Biography

Between colours and emotions, Christelle Sessa shares her “joie de vivre” but also her devouring passion for painting. Through his numerous paintings, we discover an imaginary world with a touch of simplicity. Born in Toulouse, France, the "pink" city, Christelle quickly tries, learns, dares. A passage in front of “Les Beaux Arts”, then life takes her back in its whirlwind that make her move away, to take her back again at the whim that the conventions of society oblige: painting is never very far, and even if sometimes then it does not express itself, the slow scaffolding is built, the building is colored with what it will be. And then suddenly, like a childbirth of colors, an effusion in so many restrained emotions, his tools multiply, the spatula, the knife, the sponge; his method asserts itself. The materials and incrustations, the collage on acrylic... everything in her being swirls, the colours freeze, the thoughts gush out again, like the decalcomania of life, impregnate the cotton of the canvas, freeze between the linen fibres, what must surely be, what must be. I do not obey any intention, any system, any tendency. I have no agenda, no style, no pretensions. I love uncertainty, infinity and permanent insecurity. But like I said, I don't like to impose on a style. Nor he to me It is possible to be moved by the ceilings of the Sistine Chapel, get enthusiastic about an Andy Warhol at MOMA and receive in the face a truth of Banksy that urban art puts within reach of everyone. Why should an artist be only a style, a vision, a time or a trend? Is art not in all things, at all times?
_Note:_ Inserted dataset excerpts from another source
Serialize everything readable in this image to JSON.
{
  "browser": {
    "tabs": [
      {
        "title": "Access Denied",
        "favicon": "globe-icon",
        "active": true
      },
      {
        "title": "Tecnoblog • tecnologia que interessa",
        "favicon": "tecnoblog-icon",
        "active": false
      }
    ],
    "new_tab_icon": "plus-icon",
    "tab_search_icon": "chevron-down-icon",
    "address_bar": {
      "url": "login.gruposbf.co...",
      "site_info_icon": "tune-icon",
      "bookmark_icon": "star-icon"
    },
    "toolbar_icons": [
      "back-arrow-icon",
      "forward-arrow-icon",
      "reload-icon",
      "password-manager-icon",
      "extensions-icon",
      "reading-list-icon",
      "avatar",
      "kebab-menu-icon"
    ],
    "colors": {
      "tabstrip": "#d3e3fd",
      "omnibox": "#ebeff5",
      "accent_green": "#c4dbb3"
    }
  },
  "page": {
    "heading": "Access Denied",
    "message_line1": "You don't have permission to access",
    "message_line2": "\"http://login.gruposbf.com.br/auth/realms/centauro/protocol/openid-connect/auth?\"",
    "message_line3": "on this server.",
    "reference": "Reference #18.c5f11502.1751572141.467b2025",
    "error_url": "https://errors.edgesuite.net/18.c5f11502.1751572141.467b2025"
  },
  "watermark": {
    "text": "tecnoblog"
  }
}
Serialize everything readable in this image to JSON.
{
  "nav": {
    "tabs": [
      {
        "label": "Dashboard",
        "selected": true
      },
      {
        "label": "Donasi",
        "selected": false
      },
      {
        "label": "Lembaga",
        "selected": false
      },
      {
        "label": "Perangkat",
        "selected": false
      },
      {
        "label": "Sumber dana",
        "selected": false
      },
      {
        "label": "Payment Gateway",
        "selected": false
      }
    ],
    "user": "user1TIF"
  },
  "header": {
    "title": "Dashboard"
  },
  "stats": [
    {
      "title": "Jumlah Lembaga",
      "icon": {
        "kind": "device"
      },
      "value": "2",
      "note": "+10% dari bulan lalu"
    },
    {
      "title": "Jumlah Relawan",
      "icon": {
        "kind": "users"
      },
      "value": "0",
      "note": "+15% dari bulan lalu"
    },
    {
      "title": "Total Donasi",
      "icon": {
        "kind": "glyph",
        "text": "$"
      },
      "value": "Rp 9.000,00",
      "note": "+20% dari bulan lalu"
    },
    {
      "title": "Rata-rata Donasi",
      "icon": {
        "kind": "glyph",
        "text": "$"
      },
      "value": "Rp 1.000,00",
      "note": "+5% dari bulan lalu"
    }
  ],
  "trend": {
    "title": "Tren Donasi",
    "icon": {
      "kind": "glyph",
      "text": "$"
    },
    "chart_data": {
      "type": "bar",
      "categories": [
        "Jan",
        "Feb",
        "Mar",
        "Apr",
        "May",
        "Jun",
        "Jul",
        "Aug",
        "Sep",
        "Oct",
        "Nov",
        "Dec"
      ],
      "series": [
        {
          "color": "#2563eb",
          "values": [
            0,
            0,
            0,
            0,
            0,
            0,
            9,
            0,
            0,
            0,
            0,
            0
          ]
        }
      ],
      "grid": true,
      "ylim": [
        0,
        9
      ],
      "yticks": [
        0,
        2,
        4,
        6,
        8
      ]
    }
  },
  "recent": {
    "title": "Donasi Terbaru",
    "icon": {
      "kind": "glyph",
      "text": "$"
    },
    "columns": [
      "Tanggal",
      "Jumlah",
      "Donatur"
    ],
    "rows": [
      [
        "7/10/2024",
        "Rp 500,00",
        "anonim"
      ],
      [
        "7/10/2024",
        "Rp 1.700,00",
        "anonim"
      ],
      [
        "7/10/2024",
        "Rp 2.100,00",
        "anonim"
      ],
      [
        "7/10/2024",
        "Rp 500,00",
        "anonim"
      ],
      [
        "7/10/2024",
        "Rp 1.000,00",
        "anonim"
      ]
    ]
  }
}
When I paint, I am not yet the one who will be but already more the one I was. Then with a breath of color, a psychedelic thought or the envy of the moment, a flat spatula, the caress of a sponge or the insult of the knife springs up when suddenly too many conventions inhibit thought. The colours dance as the melodies of the sounds sing: my workshop is in Mauritius, outside where the sounds of nature, the animal life and the blurred cracklings of the city make one with the gaze I carry on the moment; the very one who is going to die on the canvas in the sealing of those bursts of painting that then freeze infinity.

Nothing is ever acquired, everything continues, everything has a life and in a canvas there is not an instant when the end is programmed. It is only "later", an indefinable moment when the state of intimate satiety translates into a state of appeasement, that the volutes fade, the colours freeze and the spatulas lie in a feeling of accomplishment. When I have to choose what will be, the colors impose themselves right now. I always wondered what would have been such or such composition if this one had been carried out 1 hour after: would the colors have they been identical with regard to the feeling of what was then? Would these harmonious curves be mistaken for an instant to the benefit of a solid where nothing seems to want to survive?

Indeed, art is only a curvature of space time. A privileged moment of encounter on both sides of this cotton frame or these linen fibres soaked in the thought of an artist. Intimate thoughts... or Christelle takes us, the time of a look, a moment scroll... and then goes... to the next."